Avant-gardiste à plus d’un égard, mais aussi homme de culture, de dialogue et d’ouverture, l’imam Moussa Sadr est considéré aujourd’hui comme le véritable père des chiites du Liban. Longtemps considérés comme une communauté marginale, n’ayant pas de véritable poids politique face aux deux puissantes communautés chrétienne et sunnite, qui étaient les principales signataires du fameux Pacte national à l’origine de la création du Liban moderne, les chiites n’ont véritablement pris connaissance de leur force et de leur importance qu’avec l’émergence de l’imam Moussa Sadr, dont la famille originaire de Tyr a aussi de puissants liens de sang en Iran.

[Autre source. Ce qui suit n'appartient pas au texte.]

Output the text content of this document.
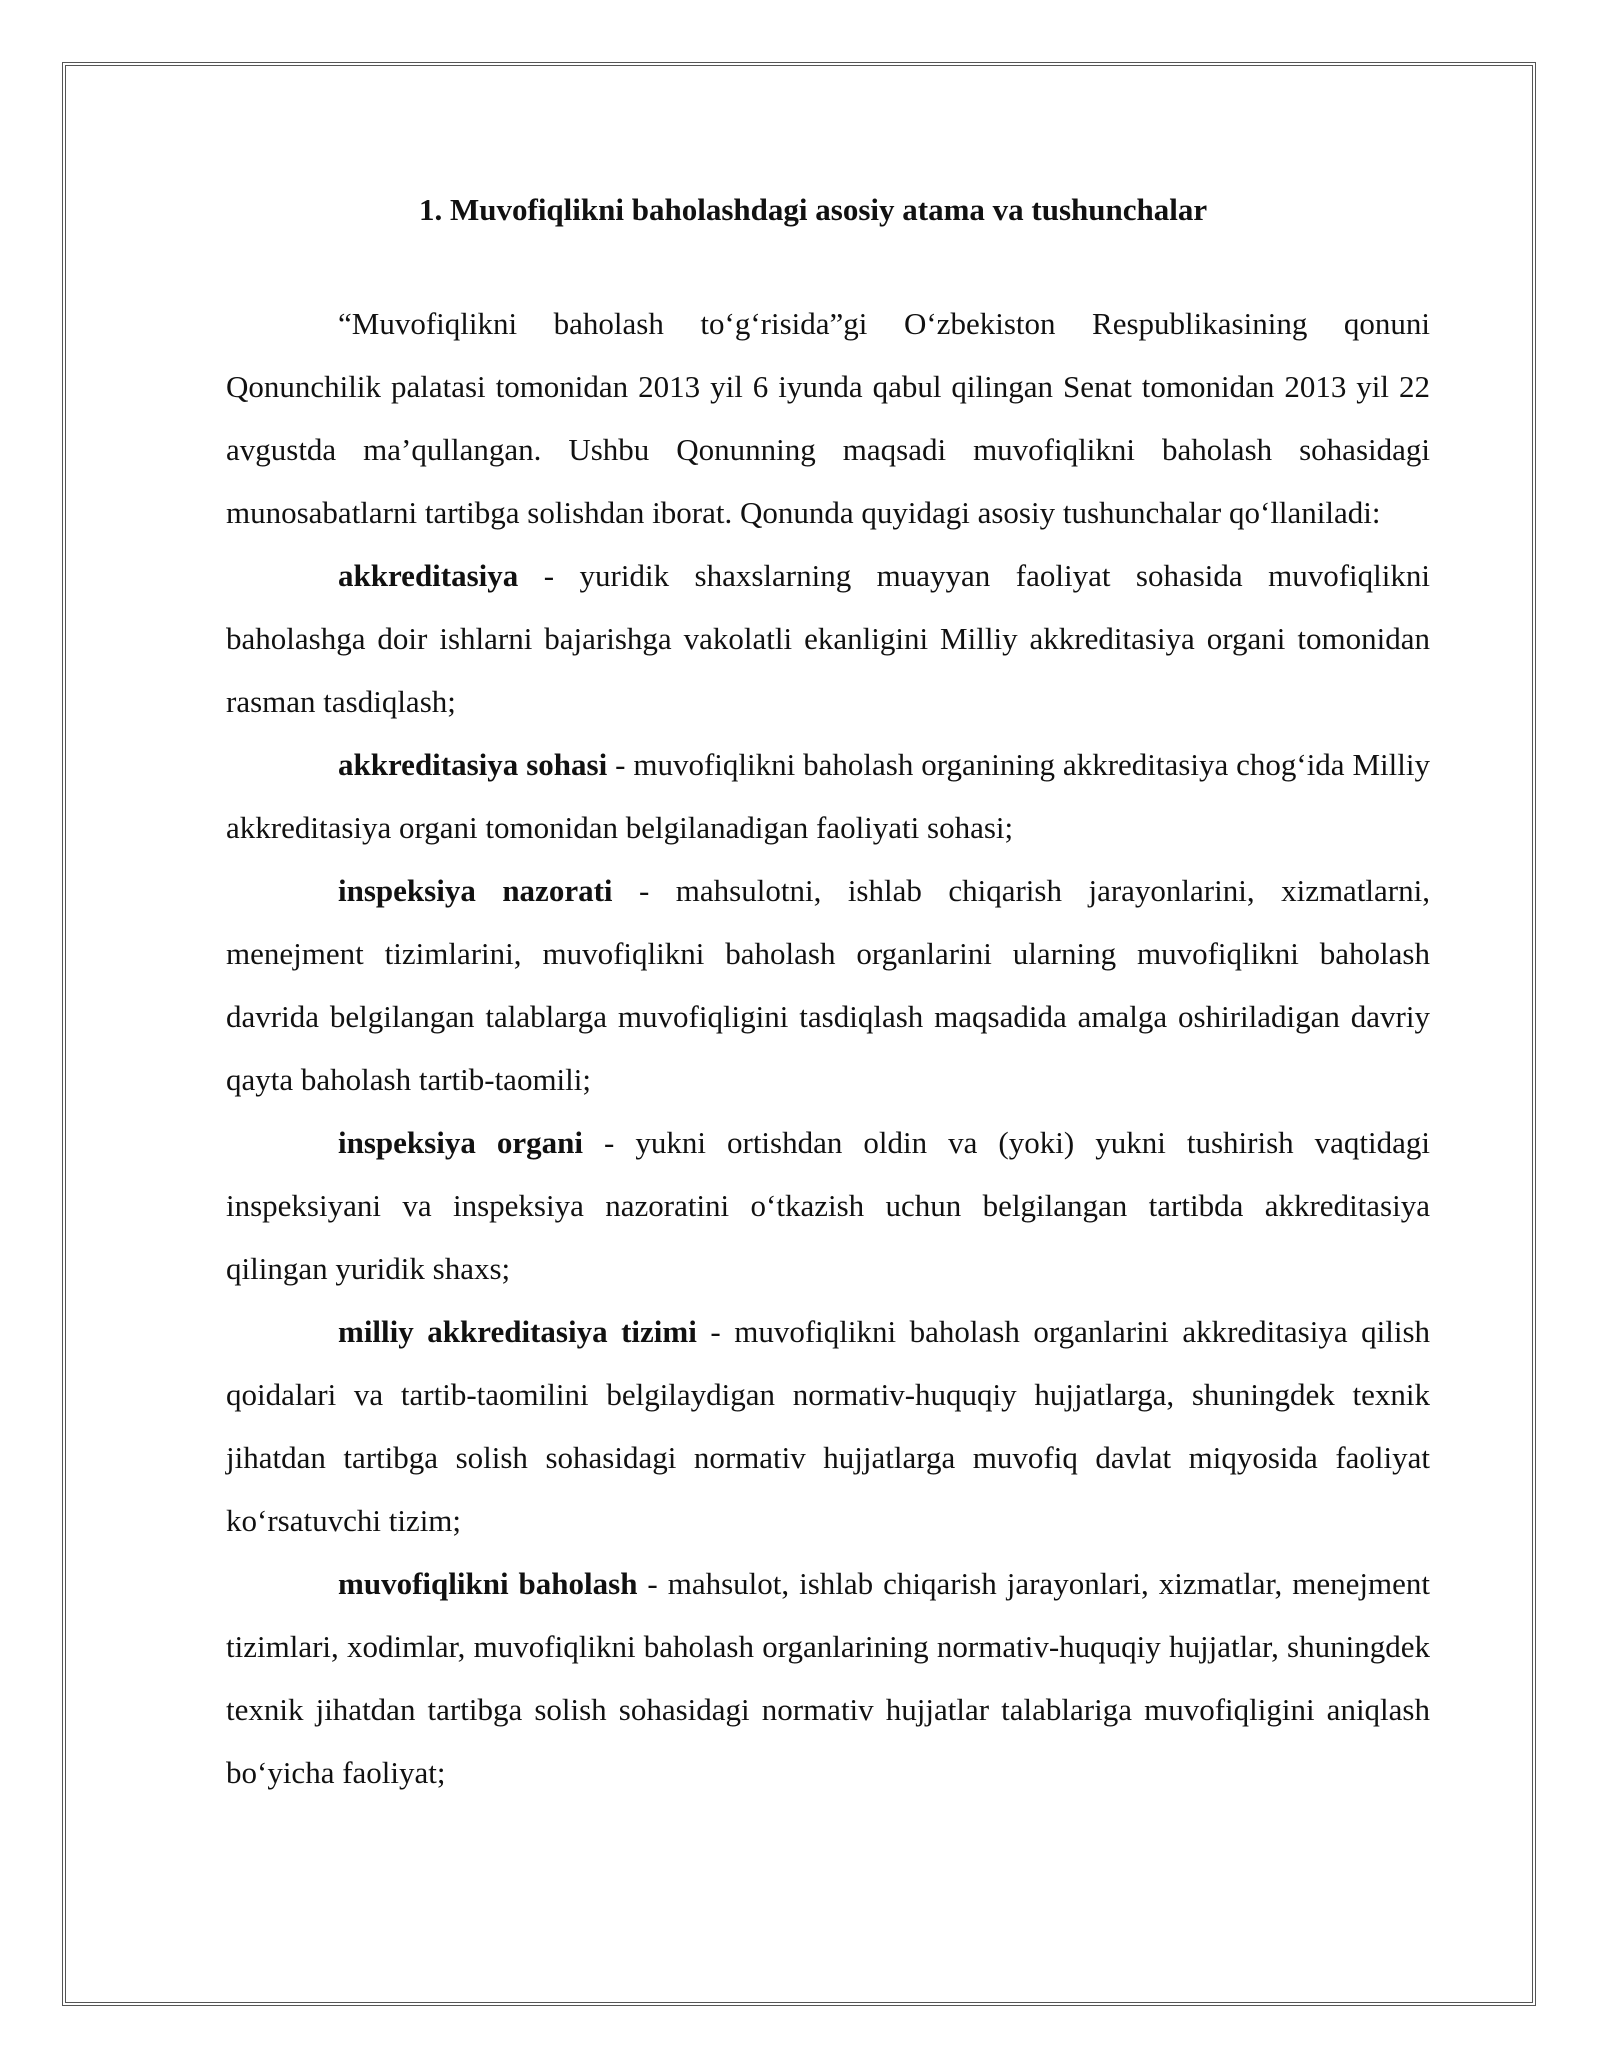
1. Muvofiqlikni baholashdagi asosiy atama va tushunchalar

“Muvofiqlikni baholash to‘g‘risida”gi O‘zbekiston Respublikasining qonuni Qonunchilik palatasi tomonidan 2013 yil 6 iyunda qabul qilingan Senat tomonidan 2013 yil 22 avgustda ma’qullangan. Ushbu Qonunning maqsadi muvofiqlikni baholash sohasidagi munosabatlarni tartibga solishdan iborat. Qonunda quyidagi asosiy tushunchalar qo‘llaniladi:

akkreditasiya - yuridik shaxslarning muayyan faoliyat sohasida muvofiqlikni baholashga doir ishlarni bajarishga vakolatli ekanligini Milliy akkreditasiya organi tomonidan rasman tasdiqlash;

akkreditasiya sohasi - muvofiqlikni baholash organining akkreditasiya chog‘ida Milliy akkreditasiya organi tomonidan belgilanadigan faoliyati sohasi;

inspeksiya nazorati - mahsulotni, ishlab chiqarish jarayonlarini, xizmatlarni, menejment tizimlarini, muvofiqlikni baholash organlarini ularning muvofiqlikni baholash davrida belgilangan talablarga muvofiqligini tasdiqlash maqsadida amalga oshiriladigan davriy qayta baholash tartib-taomili;

inspeksiya organi - yukni ortishdan oldin va (yoki) yukni tushirish vaqtidagi inspeksiyani va inspeksiya nazoratini o‘tkazish uchun belgilangan tartibda akkreditasiya qilingan yuridik shaxs;

milliy akkreditasiya tizimi - muvofiqlikni baholash organlarini akkreditasiya qilish qoidalari va tartib-taomilini belgilaydigan normativ-huquqiy hujjatlarga, shuningdek texnik jihatdan tartibga solish sohasidagi normativ hujjatlarga muvofiq davlat miqyosida faoliyat ko‘rsatuvchi tizim;

muvofiqlikni baholash - mahsulot, ishlab chiqarish jarayonlari, xizmatlar, menejment tizimlari, xodimlar, muvofiqlikni baholash organlarining normativ-huquqiy hujjatlar, shuningdek texnik jihatdan tartibga solish sohasidagi normativ hujjatlar talablariga muvofiqligini aniqlash bo‘yicha faoliyat;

Avec son charisme et son côté visionnaire, l’imam Moussa Sadr se rend très vite compte que les chiites du Liban sont marginalisés, d’autant que les régions dans lesquelles ils sont les plus nombreux (Le Sud et la Békaa) sont totalement défavorisées et comme oubliées par l’Etat libanais. C’est d’ailleurs sur cette base qu’il lance le mouvement des Déshérités qui, bien que n’ayant pas spécifiquement une coloration confessionnelle, regroupe essentiellement des membres de la communauté chiite. Mais chez le grand visionnaire qu’était l’imam Sadr, il n’était pas question de créer un mouvement purement confessionnel. Il cherchait simplement à donner une place au sein de la mosaïque libanaise à cette large communauté oubliée et dénigrée.
Intégrer les chiites à la société libanaise et leur donner du poids sur la scène politique interne, n’allait pas, pour l’imam Sadr, sans le renforcement du sentiment d’appartenance nationale, ni sans pousser l’ensemble de la communauté vers des choix nationaux arabes. L’imam Sadr a donc été la première grande figure politico-religieuse à appeler à la solidarité avec la résistance palestinienne et avec le début de la guerre civile au Liban, il n’a cessé de réclamer l’arrêt des combats internes et le lancement d’un dialogue sur le régime et le partage du pouvoir.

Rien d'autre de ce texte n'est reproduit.